Three Children in Photobooth

This is early test of latest algorithms to make a fully automated painting. There were two inputs for this painting. A single photograph and a stroke map made by human input. The stroke map consisted of a quick trace of the image by humans that was then later used to flavor the type and style of robot strokes. The number of colors in the photograph was reduced to 8 by k-means clustering. This color reduced image served as paint map to hint at where colors belonged as well as detect edges. But interestingly, no strokes were explicitly mapped out. Instead a camera took a picture of the canvas. This picture was then compared to the image processed by k-means clustering to create a delta map.
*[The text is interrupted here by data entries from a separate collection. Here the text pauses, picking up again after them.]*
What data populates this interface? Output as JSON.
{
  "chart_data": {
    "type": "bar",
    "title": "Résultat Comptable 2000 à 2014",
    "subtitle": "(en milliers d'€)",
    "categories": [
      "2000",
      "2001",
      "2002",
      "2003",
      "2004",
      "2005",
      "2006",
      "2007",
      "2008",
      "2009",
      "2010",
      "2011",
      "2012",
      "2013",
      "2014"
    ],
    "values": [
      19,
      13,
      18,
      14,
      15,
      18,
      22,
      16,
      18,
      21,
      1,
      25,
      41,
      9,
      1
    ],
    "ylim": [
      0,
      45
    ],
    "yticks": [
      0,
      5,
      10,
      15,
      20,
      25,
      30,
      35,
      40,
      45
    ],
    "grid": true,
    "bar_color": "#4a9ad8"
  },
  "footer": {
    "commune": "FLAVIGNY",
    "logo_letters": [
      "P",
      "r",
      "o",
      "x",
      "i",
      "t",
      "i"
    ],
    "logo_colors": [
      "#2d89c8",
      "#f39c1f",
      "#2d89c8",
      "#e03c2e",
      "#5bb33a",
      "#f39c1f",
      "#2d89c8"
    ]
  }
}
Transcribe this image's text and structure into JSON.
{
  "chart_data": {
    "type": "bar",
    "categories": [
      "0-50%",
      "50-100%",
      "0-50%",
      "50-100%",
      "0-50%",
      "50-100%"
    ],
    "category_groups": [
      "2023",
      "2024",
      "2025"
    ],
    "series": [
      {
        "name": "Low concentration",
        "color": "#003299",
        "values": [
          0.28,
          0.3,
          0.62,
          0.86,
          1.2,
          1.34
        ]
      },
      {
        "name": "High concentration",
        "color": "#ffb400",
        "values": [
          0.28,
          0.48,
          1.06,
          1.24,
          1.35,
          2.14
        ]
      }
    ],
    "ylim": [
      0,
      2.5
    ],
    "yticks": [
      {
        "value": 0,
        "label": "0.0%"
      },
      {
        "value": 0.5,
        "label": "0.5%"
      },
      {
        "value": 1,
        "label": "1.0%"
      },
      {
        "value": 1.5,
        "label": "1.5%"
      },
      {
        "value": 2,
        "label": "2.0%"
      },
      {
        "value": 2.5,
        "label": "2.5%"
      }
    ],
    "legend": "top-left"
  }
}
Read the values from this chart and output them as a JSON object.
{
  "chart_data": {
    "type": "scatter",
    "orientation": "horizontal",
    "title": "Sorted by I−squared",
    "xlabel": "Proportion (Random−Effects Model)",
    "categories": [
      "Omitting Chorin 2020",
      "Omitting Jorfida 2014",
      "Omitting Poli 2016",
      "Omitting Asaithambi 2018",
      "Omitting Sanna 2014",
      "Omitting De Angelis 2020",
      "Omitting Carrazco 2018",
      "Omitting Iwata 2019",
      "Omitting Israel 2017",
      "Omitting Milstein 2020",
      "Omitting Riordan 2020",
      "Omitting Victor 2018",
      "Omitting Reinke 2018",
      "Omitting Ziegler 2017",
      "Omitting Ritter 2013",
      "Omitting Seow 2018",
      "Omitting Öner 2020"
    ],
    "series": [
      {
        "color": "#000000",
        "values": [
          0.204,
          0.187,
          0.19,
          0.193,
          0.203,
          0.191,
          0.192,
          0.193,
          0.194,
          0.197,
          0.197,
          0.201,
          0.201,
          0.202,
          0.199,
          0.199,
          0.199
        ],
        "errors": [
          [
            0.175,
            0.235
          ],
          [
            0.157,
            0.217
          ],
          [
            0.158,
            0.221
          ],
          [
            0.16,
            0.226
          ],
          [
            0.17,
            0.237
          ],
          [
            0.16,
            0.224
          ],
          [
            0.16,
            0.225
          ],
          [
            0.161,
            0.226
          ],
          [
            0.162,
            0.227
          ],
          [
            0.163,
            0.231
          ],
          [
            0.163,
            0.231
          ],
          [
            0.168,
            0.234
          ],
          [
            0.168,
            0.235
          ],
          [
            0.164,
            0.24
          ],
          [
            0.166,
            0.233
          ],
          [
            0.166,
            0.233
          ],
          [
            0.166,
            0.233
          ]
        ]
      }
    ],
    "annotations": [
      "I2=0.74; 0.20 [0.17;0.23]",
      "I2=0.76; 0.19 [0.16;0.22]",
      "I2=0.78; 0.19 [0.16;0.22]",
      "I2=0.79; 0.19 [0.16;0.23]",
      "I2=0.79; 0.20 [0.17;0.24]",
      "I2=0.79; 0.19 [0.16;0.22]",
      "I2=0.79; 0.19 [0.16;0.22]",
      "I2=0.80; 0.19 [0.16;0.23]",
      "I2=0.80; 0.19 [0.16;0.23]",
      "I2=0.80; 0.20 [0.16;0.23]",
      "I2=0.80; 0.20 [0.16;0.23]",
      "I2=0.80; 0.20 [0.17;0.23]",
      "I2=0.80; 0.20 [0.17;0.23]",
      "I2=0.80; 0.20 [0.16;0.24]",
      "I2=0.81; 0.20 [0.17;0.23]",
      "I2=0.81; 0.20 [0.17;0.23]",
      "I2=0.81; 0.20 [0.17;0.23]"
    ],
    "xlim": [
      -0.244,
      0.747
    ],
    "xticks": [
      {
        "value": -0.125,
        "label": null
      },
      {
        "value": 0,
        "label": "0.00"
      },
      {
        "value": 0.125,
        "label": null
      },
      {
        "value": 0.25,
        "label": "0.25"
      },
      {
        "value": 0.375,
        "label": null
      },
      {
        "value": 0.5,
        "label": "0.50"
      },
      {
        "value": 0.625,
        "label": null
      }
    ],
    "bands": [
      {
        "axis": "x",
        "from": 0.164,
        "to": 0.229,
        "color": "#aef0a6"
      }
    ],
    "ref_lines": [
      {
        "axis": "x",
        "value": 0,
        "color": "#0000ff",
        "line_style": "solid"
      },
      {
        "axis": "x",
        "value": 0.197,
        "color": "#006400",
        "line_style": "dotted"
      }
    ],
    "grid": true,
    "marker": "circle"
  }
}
The delta map represented the numeric difference between the RGB values seen on the canvas as compared to the image being painted. Algorithms then looked for the largest delta in the delta map and applied a stroke of the appropriate color to that coordinate. A photograph of the canvas was then retaken, and a delta map recalculated. The process would then look for the largest delta, apply stroke, retake photo, and repeat... This creative feedback loop repeated itself for 2 days to produce the painting seen. If you watch the time-lapse video, you will be able to see the progression of the delta map over the course of 2 days. Blue indicates areas that need to be darkened, while red indicates areas that need lightening. At times the mapping is warped, and at others times the algorithm failed to produce a map for unknown reasons. Though I have used this approach before, this is the first painting that has attempted to paint with this algorithm alongside k-means clustering and a stroke map. I also describe part of the process briefly in the video made by America's Greatest Makers.